To run all pre-commit hooks manually on all files:
$ pre-commit run --all-filesTo run a specific hook:
$ pre-commit run ruff --all-filesPre-commit also handles automatic dependency updates via Dependabot-style version bumps. These are configured to run periodically in CI.
This project uses Git for version control and follows a GitHub workflow. To contribute follow these steps:
- Fork the project via the GitHub UI.
- Clone your fork to your machine.
- Add an upstream remote:
git remote add upstream git@github.com:pasteurlabs/tesseract-core.git. - Create a new branch for your code contribution:
git switch --create my_branch. - Implement your changes.
- Commit and push to your fork:
git push --set-upstream origin my_branch. - Open a Pull Request with your changes.

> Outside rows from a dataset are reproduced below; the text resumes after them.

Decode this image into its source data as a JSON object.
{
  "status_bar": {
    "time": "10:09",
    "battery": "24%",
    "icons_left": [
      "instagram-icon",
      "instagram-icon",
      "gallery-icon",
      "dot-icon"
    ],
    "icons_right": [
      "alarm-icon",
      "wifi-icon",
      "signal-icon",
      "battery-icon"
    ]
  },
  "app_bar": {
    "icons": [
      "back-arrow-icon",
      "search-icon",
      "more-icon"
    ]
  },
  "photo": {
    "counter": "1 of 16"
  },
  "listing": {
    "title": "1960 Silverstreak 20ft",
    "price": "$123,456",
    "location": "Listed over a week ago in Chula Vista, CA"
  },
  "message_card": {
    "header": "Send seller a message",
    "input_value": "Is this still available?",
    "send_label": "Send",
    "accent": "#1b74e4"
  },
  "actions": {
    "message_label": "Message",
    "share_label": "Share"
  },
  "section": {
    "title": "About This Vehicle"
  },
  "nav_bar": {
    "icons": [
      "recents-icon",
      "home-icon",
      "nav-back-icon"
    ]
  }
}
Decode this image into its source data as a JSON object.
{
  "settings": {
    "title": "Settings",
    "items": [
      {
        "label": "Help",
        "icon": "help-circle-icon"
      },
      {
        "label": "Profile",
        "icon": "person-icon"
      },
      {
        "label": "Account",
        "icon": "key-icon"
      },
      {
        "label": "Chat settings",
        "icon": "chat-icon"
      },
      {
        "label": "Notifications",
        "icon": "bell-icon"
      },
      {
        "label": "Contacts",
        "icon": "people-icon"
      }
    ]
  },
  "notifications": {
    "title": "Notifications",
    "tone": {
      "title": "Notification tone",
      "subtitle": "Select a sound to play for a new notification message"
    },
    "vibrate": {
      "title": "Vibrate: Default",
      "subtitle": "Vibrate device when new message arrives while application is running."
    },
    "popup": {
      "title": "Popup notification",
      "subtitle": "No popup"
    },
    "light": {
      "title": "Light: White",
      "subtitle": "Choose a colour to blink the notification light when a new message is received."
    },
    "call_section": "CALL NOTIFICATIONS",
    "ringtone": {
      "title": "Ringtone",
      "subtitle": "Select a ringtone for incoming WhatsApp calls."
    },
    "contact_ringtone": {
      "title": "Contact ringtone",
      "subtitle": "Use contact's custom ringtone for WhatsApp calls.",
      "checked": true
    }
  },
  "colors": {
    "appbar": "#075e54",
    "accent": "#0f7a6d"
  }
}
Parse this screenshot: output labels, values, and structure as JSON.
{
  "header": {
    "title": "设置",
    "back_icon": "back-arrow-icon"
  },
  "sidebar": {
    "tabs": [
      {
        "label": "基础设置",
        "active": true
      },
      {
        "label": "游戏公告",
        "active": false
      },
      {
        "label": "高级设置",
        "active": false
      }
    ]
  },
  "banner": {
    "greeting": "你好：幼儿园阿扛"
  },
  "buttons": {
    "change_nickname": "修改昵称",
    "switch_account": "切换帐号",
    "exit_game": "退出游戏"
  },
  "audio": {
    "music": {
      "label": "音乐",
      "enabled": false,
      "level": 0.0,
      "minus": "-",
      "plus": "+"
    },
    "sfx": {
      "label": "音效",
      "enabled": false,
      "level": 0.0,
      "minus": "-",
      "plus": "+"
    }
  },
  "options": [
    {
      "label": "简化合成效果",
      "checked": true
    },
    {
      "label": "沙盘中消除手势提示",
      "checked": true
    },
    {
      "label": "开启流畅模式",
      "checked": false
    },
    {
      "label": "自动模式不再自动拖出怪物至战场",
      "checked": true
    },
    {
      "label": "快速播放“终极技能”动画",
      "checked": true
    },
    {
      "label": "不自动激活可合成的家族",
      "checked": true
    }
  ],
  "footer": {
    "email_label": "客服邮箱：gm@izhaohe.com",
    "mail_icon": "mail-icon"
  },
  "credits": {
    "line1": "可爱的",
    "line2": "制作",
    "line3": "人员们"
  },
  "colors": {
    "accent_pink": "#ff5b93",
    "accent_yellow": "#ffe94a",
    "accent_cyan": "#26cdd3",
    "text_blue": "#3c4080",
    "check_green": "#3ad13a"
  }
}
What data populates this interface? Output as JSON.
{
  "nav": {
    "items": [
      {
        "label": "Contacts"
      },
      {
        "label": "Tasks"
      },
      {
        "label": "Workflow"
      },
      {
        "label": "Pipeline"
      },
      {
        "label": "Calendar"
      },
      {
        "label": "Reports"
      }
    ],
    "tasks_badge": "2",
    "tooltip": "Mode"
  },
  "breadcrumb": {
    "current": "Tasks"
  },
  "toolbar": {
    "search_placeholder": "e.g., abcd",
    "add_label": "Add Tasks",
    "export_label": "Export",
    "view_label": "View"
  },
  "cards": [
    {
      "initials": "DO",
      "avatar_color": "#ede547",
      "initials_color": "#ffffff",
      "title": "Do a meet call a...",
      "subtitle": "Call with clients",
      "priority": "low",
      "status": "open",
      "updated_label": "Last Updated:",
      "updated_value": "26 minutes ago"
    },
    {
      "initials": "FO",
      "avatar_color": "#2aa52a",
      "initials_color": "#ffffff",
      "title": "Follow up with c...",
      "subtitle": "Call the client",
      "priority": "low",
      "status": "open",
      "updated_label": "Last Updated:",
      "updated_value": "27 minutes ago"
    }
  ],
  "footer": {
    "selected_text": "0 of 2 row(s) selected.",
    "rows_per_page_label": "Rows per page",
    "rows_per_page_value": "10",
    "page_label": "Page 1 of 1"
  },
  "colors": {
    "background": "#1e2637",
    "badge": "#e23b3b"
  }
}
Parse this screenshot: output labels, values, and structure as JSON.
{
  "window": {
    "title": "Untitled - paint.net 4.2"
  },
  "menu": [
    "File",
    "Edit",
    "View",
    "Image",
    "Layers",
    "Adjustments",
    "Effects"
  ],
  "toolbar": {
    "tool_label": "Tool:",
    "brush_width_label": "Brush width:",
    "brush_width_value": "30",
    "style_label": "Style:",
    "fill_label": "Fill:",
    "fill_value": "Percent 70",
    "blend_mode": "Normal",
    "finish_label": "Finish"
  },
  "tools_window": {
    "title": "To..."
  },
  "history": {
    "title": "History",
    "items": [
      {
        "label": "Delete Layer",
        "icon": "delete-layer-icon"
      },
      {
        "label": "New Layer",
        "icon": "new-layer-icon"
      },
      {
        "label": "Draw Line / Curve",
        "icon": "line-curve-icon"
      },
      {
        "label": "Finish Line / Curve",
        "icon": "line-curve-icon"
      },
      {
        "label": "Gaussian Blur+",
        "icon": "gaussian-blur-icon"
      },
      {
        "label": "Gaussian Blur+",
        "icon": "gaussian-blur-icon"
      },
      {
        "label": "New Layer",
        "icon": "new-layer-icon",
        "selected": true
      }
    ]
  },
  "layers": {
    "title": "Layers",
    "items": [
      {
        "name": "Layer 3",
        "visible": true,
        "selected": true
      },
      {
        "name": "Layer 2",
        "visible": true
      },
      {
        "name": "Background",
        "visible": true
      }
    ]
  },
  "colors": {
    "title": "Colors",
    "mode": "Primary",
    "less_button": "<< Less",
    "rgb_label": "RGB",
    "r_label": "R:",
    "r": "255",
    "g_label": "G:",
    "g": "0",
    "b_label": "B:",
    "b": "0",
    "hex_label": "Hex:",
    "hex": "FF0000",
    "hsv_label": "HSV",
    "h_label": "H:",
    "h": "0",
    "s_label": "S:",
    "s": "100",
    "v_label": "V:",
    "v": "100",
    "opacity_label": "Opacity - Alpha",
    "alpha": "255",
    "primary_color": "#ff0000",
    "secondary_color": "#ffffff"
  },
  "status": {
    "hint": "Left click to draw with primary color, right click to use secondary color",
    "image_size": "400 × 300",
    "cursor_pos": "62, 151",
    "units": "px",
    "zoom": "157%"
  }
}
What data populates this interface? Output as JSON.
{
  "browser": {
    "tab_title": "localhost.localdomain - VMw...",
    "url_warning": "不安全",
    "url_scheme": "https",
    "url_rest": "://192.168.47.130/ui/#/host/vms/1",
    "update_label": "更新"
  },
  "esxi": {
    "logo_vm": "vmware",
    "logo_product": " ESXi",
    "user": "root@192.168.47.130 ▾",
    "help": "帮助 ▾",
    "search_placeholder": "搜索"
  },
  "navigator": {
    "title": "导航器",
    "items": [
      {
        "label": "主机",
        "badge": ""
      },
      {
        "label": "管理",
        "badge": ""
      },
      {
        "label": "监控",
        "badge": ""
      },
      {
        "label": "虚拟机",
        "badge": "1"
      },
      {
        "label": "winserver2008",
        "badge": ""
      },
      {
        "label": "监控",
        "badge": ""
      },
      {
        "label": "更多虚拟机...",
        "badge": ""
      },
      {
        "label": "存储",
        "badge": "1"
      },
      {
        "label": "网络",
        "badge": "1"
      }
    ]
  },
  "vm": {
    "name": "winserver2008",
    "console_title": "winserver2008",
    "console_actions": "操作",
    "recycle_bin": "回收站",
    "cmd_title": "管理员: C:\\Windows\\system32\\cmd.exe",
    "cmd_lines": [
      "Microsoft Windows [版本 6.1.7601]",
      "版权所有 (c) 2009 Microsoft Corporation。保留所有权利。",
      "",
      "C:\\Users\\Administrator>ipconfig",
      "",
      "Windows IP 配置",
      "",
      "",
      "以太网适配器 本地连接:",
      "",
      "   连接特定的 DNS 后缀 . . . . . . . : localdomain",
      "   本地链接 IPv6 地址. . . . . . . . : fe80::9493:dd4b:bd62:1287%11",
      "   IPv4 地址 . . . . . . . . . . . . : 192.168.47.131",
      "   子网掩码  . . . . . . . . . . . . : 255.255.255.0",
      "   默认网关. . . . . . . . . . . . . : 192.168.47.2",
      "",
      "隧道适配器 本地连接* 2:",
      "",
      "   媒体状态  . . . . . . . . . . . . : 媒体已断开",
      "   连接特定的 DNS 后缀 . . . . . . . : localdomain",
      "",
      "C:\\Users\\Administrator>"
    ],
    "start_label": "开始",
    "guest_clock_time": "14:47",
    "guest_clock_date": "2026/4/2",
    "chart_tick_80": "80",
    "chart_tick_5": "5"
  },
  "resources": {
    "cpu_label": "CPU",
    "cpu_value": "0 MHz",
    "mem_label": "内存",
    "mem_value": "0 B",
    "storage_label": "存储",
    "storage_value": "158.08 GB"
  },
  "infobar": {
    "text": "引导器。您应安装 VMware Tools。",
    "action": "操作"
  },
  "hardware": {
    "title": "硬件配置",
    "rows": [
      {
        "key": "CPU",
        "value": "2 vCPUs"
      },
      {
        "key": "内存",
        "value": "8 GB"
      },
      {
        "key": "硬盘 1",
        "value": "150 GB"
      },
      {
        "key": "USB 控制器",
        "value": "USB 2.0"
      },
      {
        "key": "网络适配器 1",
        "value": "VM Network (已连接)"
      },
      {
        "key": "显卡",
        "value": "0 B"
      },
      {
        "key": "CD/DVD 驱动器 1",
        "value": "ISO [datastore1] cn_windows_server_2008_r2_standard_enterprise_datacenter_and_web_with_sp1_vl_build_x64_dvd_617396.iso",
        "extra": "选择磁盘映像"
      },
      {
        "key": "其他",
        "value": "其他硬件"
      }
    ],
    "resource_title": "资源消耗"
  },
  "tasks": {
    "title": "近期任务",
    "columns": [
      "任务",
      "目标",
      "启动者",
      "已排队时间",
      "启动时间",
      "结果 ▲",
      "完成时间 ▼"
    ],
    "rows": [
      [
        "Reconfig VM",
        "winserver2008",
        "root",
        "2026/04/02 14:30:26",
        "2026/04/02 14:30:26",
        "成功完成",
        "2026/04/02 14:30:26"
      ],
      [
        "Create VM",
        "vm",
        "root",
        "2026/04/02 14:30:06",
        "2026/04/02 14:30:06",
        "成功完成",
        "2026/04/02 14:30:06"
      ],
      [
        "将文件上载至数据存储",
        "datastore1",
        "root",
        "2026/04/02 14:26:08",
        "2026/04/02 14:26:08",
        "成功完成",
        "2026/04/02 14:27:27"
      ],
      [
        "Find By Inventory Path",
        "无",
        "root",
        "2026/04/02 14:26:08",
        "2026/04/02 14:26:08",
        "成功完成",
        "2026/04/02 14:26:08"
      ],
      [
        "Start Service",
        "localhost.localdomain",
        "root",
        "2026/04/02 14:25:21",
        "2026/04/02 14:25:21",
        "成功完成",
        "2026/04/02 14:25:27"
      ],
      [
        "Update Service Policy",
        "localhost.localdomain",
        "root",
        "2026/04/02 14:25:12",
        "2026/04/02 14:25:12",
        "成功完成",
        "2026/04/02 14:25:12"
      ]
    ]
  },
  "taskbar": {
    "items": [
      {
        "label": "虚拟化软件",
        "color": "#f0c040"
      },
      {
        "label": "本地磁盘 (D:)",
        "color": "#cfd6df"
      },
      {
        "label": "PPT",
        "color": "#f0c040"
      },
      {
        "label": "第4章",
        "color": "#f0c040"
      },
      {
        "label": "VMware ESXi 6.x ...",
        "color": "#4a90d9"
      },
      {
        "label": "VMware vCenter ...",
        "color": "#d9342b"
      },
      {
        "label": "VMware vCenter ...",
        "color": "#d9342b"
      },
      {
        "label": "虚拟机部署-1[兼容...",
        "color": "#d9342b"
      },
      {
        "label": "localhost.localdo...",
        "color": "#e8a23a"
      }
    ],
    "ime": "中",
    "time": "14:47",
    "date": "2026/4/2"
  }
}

It is a good practice to rebase often on top of main to keep your code up to
date with latest development and minimize merge conflicts:
$ git fetch upstream
$ git switch main
$ git merge upstream/main
$ git switch my_branch
$ git rebase main
$ git push --forceWe follow the Conventional
Commits specification for all
commits that reach the main branch. Each commit is crafted from a pull
request that is squash-merged. The commit title and message comes from the pull
request title and message, respectively. As such, they should be structured
following the specfication.
The title consists of a type, and optional scope, and a short
description: type[(scope)]: description. The types we use are:
chore: for changes that affect the build system, external dependencies, or general housekeeping.ci: for changes in the CI.doc: for documentation only changes.feat: for a new feature.fix: for fixing a bug.perf: for a code change that improves performance.refactor: for a code change that neither adds a feature nor fixes a bug.security: for a change that fixes a security issue.test: for adding new tests or fixing existing ones.
The scopes we use are:
cli: for changes that affecttesseractCLI.engine: for changes that affect the CLI engine.sdk: for changes that affect the Tesseract Python API.example: for changes in the examples.runtime: for changes in the Tesseract Runtime.deps: for changes in the dependencies.
In case there are breaking changes in your code, this should be indicated in
the message either by appending an exclamation mark (!) after the type/scope
or by adding a BREAKING CHANGE: trailer to the message.
The Tesseract project follows semantic versioning.
(code owners only)
Releases are done via GitHub Actions, which automatically build the release artifacts and publish them to the GitHub Releases page. To create a new release, follow these steps:
- Make sure the code is in a good state, all tests pass, and the documentation is up to date.
- Trigger a new release action through the GitHub UI. This opens a new pull request with the release notes and the version number.
- Add any additional release notes to the pull request message. They will automatically be included at the top of the release notes.
- In the meantime, you can add more commits to
main(and update the release branch) which will trigger re-generation of the changelog and release notes. - Once the pull request is ready, merge it into
main. - GitHub Actions will then automatically release the new version. Verify that the release artifacts are correctly built and published.
- Make an announcement in the Discourse Forum and on social media, if applicable.